Sunday, September 18, 2011

"He asked me if I wanted to dance...I said I might take a chance...and then he kissed me..."

The last time I saw him, I shattered his heart.  We were on a secluded beach in the Caribbean when I finally confessed to him that I was in love with another woman.  It was emotional, not physical, infidelity, but it was infidelity nonetheless, and it was devastating.

A year or so later, I'm sitting in his driveway with nervous excitement.  He's invited me for dinner and to see if there are any remnants of "us" worth salvaging.  It's now or never.  I take a deep breath, grab the wine and head towards the front door.

I knock and wait.  He answers, and we are alone.  I'm anxious for him to kiss me like he used to upon meeting: wrap his arms around my waist and pull me snug against him, lean in and press his closed full mouth against mine, eyes shut, breathing me in.  Even when the kiss was over, he'd keep his eyes closed, smirking and savoring, waiting for me to kiss him again, soaking me in.  Sadly, I haven't yet earned that kind of relishment, but I still get a hug with that "do we kiss or not kiss?" moment of hesitation.  No kiss.

He's prepping the vegetables and meat for dinner, so I go ahead and crack the wine, smiling and making small talk; our tension palpable.  We briefly toast to possibility before easing back into our roles with one another, him cooking and me entertaining.  I walk around to refill his wine glass when he finally touches me; he slides his hand down my back, to my waist, pulling me to face him when he kisses me softly, then intensely.  We can't stop, we're starving for each other.  He urges me toward the sofa and pulls me on top of him, never loosening his grip.  We are gentle yet frantic with each other, mouths, hands, arms, heat, flesh, legs, devouring.  Like a drowning person desperate for air, we are for each other.

He flips me on my back, gets on his knees, yanks my jeans off and buries his face between my legs as I gasp in delight.  He pulls my panties to the side to take a good look and a few teasing licks before sliding them down my legs.  Wrapping his arms under my thighs, he presses his mouth into my pussy and lovingly devours me, repeating only how much he has missed my taste as I swell in his mouth.  He is phenomenal with his mouth (to his credit, he's done his homework with Nina Hartley), and he knows I'll cum all the harder when he slides two fingers deep inside to coax it out of me, slowly...steadily...then just barely faster.  He's a tease, coaxing me, lapping at me till I'm just at the brink, pleading, begging him not to stop when he'll retract his tongue, his warm mouth still enveloping me as I throb and scream for him not to stop!  He smiles at my frustration and urgency, suddenly thrusting his fingers deeper inside me and making his tongue wide against my swollen, throbbing clit, making circles around my whole pussy till I explode in his mouth.  As I am still shuddering, he stands over me, dipping his tightly swollen cock in my mouth 3, 4 times to get it good and wet then stuffs it inside my pussy, stroking slowly first, then rocking faster and faster as he gets harder and harder inside me, and I know he's gonna cum.  I beg for it all over my tits, so he swiftly pulls out and explodes all over me as I rub it around my nipples, then lick my fingers.  Out of breath, we both collapse with giant smiles on our faces. 

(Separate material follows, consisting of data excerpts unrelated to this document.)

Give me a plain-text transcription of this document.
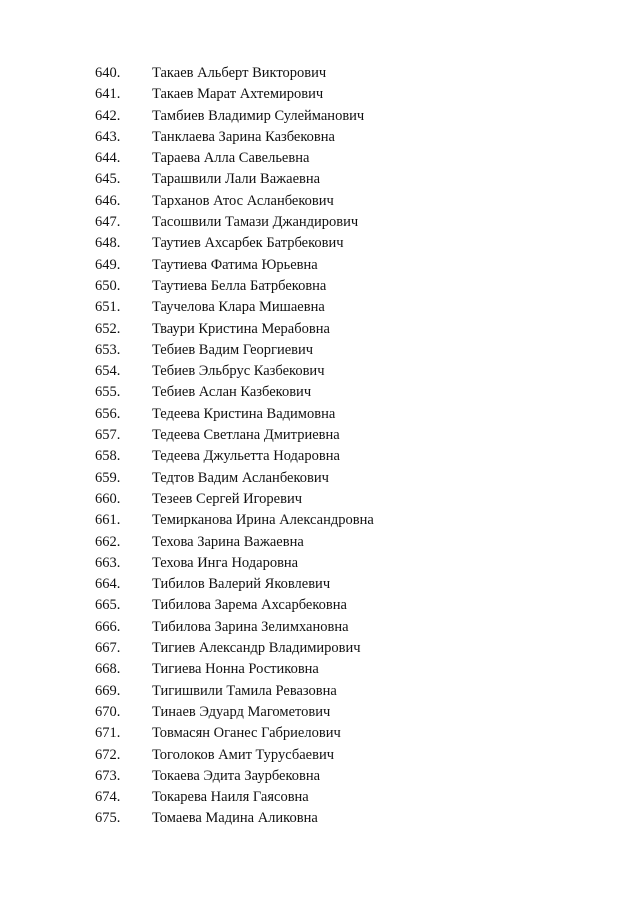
640. Такаев Альберт Викторович
641. Такаев Марат Ахтемирович
642. Тамбиев Владимир Сулейманович
643. Танклаева Зарина Казбековна
644. Тараева Алла Савельевна
645. Тарашвили Лали Важаевна
646. Тарханов Атос Асланбекович
647. Тасошвили Тамази Джандирович
648. Таутиев Ахсарбек Батрбекович
649. Таутиева Фатима Юрьевна
650. Таутиева Белла Батрбековна
651. Таучелова Клара Мишаевна
652. Тваури Кристина Мерабовна
653. Тебиев Вадим Георгиевич
654. Тебиев Эльбрус Казбекович
655. Тебиев Аслан Казбекович
656. Тедеева Кристина Вадимовна
657. Тедеева Светлана Дмитриевна
658. Тедеева Джульетта Нодаровна
659. Тедтов Вадим Асланбекович
660. Тезеев Сергей Игоревич
661. Темирканова Ирина Александровна
662. Техова Зарина Важаевна
663. Техова Инга Нодаровна
664. Тибилов Валерий Яковлевич
665. Тибилова Зарема Ахсарбековна
666. Тибилова Зарина Зелимхановна
667. Тигиев Александр Владимирович
668. Тигиева Нонна Ростиковна
669. Тигишвили Тамила Ревазовна
670. Тинаев Эдуард Магометович
671. Товмасян Оганес Габриелович
672. Тоголоков Амит Турусбаевич
673. Токаева Эдита Заурбековна
674. Токарева Наиля Гаясовна
675. Томаева Мадина Аликовна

God, it was so good and so overdue.  There is really nothing so good as reuniting sex with someone you loved, but, then again, there is NOTHING like in-love sex.  Nothing.  Even the best sex with someone you care about is never as good as average sex with someone you love.  There are just not enough words.

I've been open-hearted enough to have been in love (and have the subsequent amazing in-love sex) at least 4 or 5 times in my life so far, and for that I am immensely grateful.  I know it's life-enhancing, possible and probable if you can open yourself up to the emotional risk.  Yes, pain and heartache are equally as possible, but how else can you fully experience being alive?  I'll take the possibility of pain for the probability of pleasure any day.  And, although my ex (from this story) and I did not stay together, I will always be grateful for our times together.  For me, it's not about forever, it's about not missing opportunities in the present.

Just a little temple worship for your Sunday...or as Chelsea Handler said this week, "Men would get a lot further if they'd slide into third base face first!"  My thoughts exactly.